Orbea WIld fs-h25 2020

Weight 22.5 KG

No matter how steep the trail, how many obstacles in my way, how technical the climb or the descent the new Orbea handled it. What was great about the bike on these terrains is that it felt balanced and easy to manoeuvre. Yet planted in the corners and flew over the rooted areas.

Now for the negatives, I am really having to be picky on this one, but there are some down sides to this model.

Orbea have gone with the cheaper Sun Race CSMZ80 11-51t 12-Speed Metalic E-bike cassette and unfortunately its combination with the Shimano XT M8100 SGS Shadow P Rear derailleur isn’t the best. When changing gear under pressure it is clunky and slow. Even when just riding along on flat ground it occasionally doesn’t like changing gear smoothly.

Next is the fact that Orbea have gone through all the effort of making the new Wild FS bikes look so good and have used such modern design on them.

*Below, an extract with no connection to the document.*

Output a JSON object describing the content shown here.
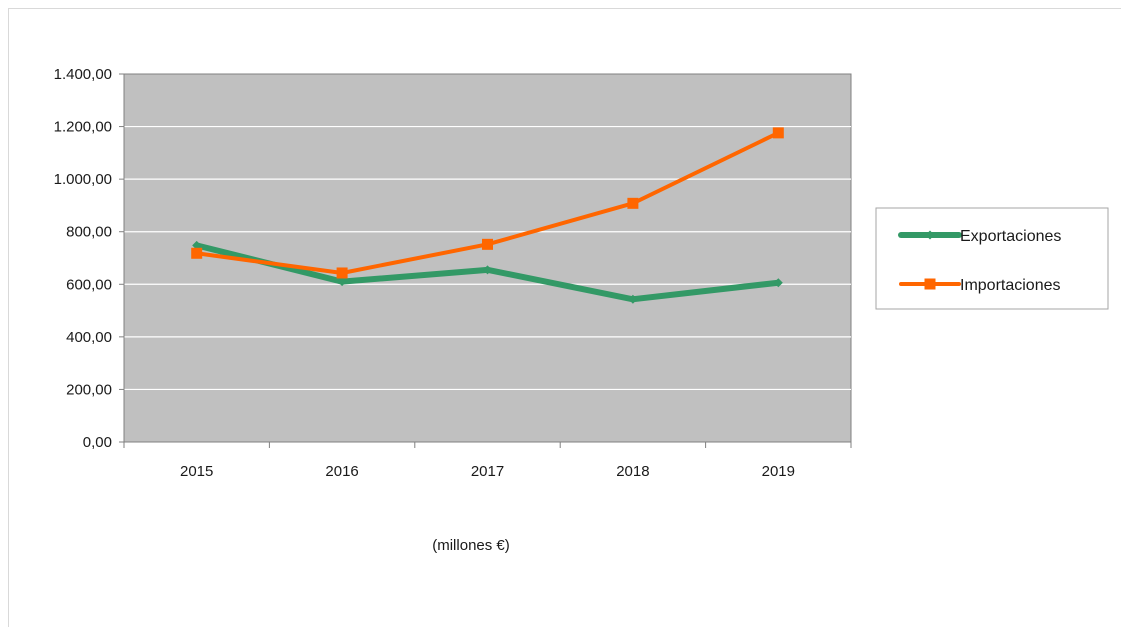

But then have gone with the ancient wheel spoke magnet rather than an integrated system we find on most 2020 EMTB’s. I think this is one of those small details that would of just really rounded this bike off. Then my final issue is the battery and the battery cover. This is by far the most annoying system going. its fiddly and time consuming and again same as the wheel magnet if they had gone with a different system it would of finished this bike perfectly.

Ph: Mike Wellstead

Despite the points above, I still love this bike. It truly does love going up hill and the same can be said for going down. The big 29inch wheels mean you can straight line rough terrain but the nimbleness of the while bike means you can still throw it around to have fun. The bike loves being in the air as much as it loves tearing up roost! I am super stoked on this bike and can see past the few small ergonomic issues as they can either be upgraded or in the case of the battery access, you can just use the charging port hidden on the bike rather than wrestle with the battery each time.

I can only imagine how the more expensive models would improve the experience. Dropping some weight and improving some of the components would make an already decent bike a top end trail beater. But still this model and the other lower end models are very capable trail bikes and are perfect for a riders first EMTB.